2018-03-28 Nijnsel

Dag allen,

2018-03-28 Nijnsel 001Ook deze keer waren we compleet. Na de start in Cromvoirt met warme (mini, om in de termen van Ruud te blijven) appelflappen en Schwarzwalder Kirschtorte (ook mini, volgens dezelfde gastheer, die deze uitspraak pas durfde doen toen hij uren later in de regen onder een paraplu thee maakte).

We startten in Nijnsel, de tocht werd precies 12 km lang (4,2 km gemiddeld) en de Dommel toonde zich in al haar schoonheid en bomenrijkheid. Maar die werd pas zichtbaar na onze verbazing over veterinaire gaypride en de vertederende informatie over het bijenhotel. Afgeknotte wilgen, veel, en het bleef een raadsel waarom juist wilgen aan de waterkant staan.

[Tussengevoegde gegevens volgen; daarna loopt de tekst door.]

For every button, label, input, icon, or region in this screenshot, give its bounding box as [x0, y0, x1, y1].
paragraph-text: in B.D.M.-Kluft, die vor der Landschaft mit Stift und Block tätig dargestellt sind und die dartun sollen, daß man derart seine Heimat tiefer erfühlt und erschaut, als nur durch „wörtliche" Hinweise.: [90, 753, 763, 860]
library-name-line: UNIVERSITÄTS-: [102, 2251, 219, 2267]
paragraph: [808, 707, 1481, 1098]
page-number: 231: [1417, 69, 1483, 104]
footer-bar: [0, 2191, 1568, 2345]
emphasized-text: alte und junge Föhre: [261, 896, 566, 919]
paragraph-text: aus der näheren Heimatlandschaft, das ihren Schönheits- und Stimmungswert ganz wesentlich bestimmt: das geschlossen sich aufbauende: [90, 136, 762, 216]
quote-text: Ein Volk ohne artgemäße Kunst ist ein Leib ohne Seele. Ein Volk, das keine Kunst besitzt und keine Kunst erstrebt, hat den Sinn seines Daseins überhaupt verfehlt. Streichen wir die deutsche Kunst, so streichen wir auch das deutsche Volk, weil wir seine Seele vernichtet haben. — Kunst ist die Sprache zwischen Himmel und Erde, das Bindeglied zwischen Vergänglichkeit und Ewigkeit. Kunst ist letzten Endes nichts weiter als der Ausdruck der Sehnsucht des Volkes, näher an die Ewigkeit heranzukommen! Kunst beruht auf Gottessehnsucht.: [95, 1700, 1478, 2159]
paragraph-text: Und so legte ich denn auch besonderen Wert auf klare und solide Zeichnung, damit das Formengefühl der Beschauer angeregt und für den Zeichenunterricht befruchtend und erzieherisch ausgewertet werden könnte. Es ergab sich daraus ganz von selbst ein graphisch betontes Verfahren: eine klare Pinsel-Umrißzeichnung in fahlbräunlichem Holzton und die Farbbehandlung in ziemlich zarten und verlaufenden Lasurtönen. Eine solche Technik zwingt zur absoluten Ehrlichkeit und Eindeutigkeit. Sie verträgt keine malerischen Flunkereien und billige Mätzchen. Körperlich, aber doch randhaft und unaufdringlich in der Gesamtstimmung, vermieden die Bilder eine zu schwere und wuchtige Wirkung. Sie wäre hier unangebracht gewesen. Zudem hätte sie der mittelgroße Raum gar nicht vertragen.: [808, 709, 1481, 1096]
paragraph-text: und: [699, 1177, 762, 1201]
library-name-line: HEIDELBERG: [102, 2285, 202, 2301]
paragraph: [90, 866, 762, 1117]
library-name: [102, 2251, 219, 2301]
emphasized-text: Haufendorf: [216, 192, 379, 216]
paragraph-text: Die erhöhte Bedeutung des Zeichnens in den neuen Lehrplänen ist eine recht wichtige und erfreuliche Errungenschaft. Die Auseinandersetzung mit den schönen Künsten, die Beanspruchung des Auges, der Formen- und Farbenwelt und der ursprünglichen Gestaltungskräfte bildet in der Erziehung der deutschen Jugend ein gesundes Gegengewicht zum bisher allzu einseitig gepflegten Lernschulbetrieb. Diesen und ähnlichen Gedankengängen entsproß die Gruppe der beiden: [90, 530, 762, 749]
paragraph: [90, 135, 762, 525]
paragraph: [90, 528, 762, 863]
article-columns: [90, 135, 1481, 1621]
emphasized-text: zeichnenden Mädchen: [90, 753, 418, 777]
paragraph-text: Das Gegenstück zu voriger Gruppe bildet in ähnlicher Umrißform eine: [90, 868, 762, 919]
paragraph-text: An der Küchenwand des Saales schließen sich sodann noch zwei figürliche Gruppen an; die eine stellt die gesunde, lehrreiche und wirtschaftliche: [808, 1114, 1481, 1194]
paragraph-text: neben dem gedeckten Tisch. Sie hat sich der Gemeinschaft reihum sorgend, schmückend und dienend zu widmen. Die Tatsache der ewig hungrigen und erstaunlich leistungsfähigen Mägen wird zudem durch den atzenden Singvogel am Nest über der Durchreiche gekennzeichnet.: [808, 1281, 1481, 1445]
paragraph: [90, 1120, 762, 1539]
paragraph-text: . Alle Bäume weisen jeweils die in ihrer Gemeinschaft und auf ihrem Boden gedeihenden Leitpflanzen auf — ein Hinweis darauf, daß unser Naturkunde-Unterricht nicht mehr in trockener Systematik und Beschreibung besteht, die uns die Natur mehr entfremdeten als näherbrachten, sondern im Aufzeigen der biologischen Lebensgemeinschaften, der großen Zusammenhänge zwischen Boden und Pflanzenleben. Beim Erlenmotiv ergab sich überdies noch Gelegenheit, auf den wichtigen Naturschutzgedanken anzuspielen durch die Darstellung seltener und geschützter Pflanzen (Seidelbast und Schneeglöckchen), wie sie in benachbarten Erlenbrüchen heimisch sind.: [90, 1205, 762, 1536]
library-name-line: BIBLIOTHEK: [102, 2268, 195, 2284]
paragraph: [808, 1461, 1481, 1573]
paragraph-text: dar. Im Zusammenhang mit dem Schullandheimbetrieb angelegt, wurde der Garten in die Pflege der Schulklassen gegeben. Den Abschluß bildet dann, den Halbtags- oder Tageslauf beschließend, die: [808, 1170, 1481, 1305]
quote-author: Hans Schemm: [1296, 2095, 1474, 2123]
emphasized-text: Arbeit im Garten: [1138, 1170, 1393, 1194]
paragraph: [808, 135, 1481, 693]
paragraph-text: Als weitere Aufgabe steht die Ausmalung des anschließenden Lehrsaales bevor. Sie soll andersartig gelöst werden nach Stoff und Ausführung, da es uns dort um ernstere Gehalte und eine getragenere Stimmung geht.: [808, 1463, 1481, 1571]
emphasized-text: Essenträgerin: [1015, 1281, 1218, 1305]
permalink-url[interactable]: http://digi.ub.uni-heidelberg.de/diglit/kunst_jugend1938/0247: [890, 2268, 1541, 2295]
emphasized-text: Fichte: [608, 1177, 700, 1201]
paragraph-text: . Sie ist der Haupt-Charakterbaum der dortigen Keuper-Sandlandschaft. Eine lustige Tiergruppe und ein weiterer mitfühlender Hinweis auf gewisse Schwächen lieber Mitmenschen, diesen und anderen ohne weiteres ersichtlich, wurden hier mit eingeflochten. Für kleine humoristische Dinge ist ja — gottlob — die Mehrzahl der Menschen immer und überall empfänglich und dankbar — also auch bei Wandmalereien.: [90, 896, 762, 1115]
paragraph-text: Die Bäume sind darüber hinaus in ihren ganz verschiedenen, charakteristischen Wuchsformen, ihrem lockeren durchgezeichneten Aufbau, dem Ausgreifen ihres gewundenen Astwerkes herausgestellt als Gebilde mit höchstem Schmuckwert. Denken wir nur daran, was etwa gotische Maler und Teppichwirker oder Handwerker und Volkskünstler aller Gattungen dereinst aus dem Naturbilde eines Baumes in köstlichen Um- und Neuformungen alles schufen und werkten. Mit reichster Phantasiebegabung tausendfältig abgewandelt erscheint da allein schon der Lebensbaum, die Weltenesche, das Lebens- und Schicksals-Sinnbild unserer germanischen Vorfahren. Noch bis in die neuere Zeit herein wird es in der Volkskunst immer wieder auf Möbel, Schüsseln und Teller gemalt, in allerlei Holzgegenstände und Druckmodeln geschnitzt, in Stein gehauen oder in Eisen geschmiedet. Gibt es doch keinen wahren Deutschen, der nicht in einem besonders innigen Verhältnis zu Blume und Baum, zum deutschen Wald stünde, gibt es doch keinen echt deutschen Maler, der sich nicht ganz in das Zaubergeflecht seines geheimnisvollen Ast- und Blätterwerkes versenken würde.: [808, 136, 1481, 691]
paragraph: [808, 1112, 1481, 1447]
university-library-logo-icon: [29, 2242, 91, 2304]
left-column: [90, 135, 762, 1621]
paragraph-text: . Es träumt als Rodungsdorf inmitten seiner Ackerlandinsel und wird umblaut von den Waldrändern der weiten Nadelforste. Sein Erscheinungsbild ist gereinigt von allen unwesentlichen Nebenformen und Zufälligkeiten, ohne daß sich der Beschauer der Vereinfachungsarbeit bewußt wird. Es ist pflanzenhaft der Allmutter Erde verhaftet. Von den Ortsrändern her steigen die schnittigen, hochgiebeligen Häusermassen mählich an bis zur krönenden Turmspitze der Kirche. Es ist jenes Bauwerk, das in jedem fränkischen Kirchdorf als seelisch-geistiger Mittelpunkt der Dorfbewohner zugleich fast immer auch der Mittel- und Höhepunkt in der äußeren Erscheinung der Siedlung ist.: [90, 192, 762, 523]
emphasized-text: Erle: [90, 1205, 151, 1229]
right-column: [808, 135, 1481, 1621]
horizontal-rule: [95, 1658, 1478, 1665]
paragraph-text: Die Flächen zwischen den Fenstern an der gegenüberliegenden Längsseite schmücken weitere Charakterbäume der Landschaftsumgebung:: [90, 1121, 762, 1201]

De strakke nieuwbouwlijnen vormen een mooi contract met de meanderende waterstroom. We namen kennis van een nieuw soort geluidswal voorzien van roeptoeter.

Fraaie vennen, die uitbundig de lente aankondigden, besloten de tocht, die droog begon en via gespetter met regen eindigde.

Ton

Nb. Volgende keer bij Jan, dan bij Ton en dan pas bij Cor.

Bron van de wandeling: KlikPrintenWandel.nl: Vressel-route

 
Foto’s 2018-03-28:

 

Uit de rubriek: Gepikt (lees verder)

Wilgen zijn pioniersoorten met een grote lichtbehoefte. Wilgen komen in Nederland en België veel voor langs sloten en plassen. Wilgen houden namelijk over het algemeen van een vochtige bodem en groeien zeer snel. Wilgen zijn pioniersplanten, die langs rivieren met name ontkiemen in ooibossen op de grens van land en water. Doordat de wortels de grond luchtig maken en door de humusvorming van blad en takafval, wordt de grond geschikt voor soorten die volgen, zoals es, eik.

De watermerkziekte en torsiekrachten van de wind zorgen ervoor dat een wilg meestal niet ouder wordt dan veertig tot vijftig jaar. Wilgen zijn voor insecten een belangrijke leverancier van stuifmeel. Met name diverse solitaire bijen zijn afhankelijk van bloeiende wilgen.

De wilg kan op ongeveer 2 m hoogte afgezaagd worden en heet dan knotwilg. Aan de stam groeien vervolgens waterloten, die wilgentenen worden genoemd. Ze worden tegenwoordig vooral gebruikt om manden en tuinschermen te maken. Vroeger werden wanden van hutten gemaakt van vlechtwerk van wilgentenen, afgedicht met klei, en funderingen van dijken werden gelegd op matten van gevlochten wilgentenen. Deze zinkstukken blijven op hun plaats door ze af te zinken met basaltstenen. Ze beschermen de bodem tegen erosie.

Knotwilgen bepalen in belangrijke mate het typisch Hollandse en Vlaamse landschap. Het is belangrijk dat eenmaal geknotte wilgen regelmatig opnieuw geknot worden, omdat de anders te dik wordende loten na een aantal jaren de boom uit elkaar scheuren.